The 119th Brigade has rebelled against the regime of President Ali Abdullah Saleh to join the protest movement demanding his ouster. It is thought to have received significant support from the U.S. military to enable it to fight the militants in the south more efficiently.
The airstrike is likely to hurt the morale of Yemeni soldiers as they try to battle their way into Zinjibar and other areas in Abyan under the militants' control.
It may also raise questions about whether the bombing was a mistake since the troops that were hit had sided against Saleh in the country's political crisis.
Forces loyal to Saleh have also been battling renegade troops from another army unit, the elite 1st Armored Division, that defected to the opposition in March, with the two sides exchanging shells and rockets across Sanaa, Yemen's capital, for weeks now.

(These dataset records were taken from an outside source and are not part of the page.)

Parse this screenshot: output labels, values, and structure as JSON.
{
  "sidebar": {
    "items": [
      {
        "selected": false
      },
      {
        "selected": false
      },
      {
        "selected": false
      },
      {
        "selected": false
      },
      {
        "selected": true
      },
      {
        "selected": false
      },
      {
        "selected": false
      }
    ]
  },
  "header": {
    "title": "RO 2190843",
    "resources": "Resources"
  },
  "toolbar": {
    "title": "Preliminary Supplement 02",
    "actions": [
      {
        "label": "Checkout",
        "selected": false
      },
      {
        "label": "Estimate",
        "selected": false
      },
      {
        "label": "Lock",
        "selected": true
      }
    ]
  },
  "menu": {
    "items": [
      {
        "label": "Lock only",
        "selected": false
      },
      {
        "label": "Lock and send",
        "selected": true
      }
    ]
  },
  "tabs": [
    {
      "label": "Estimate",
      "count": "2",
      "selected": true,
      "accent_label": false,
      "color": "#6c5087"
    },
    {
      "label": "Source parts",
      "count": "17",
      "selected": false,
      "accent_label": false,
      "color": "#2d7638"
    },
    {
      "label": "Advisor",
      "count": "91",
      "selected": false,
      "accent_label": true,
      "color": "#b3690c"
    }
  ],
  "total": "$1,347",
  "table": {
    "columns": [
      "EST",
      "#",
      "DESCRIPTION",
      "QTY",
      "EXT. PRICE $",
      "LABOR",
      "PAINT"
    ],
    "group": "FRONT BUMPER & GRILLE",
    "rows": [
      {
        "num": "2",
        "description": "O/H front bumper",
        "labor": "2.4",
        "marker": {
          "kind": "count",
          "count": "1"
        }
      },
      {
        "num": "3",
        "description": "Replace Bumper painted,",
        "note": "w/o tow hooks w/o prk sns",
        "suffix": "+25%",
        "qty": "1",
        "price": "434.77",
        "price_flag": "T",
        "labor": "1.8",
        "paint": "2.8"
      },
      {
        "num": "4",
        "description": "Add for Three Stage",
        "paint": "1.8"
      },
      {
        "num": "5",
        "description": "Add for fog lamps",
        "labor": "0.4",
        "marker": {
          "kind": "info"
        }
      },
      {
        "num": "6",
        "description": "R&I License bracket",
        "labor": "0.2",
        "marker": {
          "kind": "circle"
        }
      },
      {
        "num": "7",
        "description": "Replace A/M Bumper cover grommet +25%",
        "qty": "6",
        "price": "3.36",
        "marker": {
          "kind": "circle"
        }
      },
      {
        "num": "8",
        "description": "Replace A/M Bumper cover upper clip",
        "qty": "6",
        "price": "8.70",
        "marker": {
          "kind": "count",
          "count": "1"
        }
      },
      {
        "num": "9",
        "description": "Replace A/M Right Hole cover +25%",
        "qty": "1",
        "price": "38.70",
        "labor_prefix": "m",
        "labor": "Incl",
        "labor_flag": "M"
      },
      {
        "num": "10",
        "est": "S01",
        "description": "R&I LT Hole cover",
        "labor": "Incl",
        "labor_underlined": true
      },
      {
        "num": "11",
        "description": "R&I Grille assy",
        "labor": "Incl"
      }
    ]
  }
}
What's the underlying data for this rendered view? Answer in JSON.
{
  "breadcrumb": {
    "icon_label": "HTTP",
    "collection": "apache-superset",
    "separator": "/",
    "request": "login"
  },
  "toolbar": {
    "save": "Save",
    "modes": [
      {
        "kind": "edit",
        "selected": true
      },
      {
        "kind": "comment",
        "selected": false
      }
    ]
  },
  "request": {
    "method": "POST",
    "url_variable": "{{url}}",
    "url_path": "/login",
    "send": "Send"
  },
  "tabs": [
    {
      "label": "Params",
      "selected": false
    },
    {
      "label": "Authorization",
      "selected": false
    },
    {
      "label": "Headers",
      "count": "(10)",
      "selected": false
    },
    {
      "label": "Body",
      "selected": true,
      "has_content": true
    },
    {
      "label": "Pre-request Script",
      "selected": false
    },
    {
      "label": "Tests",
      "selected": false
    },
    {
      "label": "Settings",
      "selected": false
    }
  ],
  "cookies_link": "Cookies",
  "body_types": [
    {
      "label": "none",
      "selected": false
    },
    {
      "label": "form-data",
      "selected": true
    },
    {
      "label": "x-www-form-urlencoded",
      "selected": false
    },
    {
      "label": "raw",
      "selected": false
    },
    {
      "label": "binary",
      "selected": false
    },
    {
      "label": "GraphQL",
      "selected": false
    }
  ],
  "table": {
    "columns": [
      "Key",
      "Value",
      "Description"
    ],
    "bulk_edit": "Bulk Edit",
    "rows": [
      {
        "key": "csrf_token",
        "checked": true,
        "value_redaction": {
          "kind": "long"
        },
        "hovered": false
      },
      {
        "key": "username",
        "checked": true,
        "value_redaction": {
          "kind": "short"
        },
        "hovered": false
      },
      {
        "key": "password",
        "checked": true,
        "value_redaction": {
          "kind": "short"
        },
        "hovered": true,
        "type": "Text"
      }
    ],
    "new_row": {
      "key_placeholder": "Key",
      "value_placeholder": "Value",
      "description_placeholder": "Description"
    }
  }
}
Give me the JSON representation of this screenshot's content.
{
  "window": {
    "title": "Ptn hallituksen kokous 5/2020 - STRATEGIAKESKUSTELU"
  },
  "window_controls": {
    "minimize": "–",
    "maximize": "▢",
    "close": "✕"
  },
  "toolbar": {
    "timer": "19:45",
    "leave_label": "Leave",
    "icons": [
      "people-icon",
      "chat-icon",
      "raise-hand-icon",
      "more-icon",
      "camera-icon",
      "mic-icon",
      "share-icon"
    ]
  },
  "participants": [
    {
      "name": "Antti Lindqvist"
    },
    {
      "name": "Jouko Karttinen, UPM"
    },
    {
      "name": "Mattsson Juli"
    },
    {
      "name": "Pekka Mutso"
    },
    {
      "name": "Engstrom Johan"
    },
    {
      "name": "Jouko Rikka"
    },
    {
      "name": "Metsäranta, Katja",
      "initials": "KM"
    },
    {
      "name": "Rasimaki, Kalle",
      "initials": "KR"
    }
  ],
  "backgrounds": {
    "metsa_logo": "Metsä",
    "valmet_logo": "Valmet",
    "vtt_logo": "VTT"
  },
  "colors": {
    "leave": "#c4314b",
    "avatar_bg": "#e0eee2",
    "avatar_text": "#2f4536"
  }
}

Uprising began in February
Yemen's crisis began in February, when protesters inspired by Arab uprisings across the region took to the streets to demand Saleh step down after 33 years in office. Fighting also erupted between government forces and anti-Saleh tribes, and al-Qaeda linked militants have taken advantage of the turmoil to overrun parts of the south.
Yemen's turmoil is of huge concern to the United States and Europe because the country has become a haven for Islamic militants, including al-Qaeda in the Arabian Peninsula, which Washington says is the most dangerous remnant of the global terror network.
The airstrike near Zinjibar came after a U.S. drone strike in the al-Jawf province to the east of Sanaa on Friday killed three key figures of Yemen's al-Qaeda branch.
The three were U.S.-born cleric and al-Qaeda propagandist Anwar al-Awlaki; Samir Khan, a Pakistani-American who produced the terror group's English-language Web magazine, Inspire; and Ibrahim al-Asiri, an al-Qaea's bomb-maker linked to Nigerian underwear bomber accused of trying to blow up a plane over Detroit on Christmas Day 2009.
The three were travelling in a two-car convoy in eastern Yemen when the drone hit.
Tribal elders on Sunday said there may have been a third car, which escaped the strike. They spoke on condition of anonymity because they feared reprisals for speaking to the media.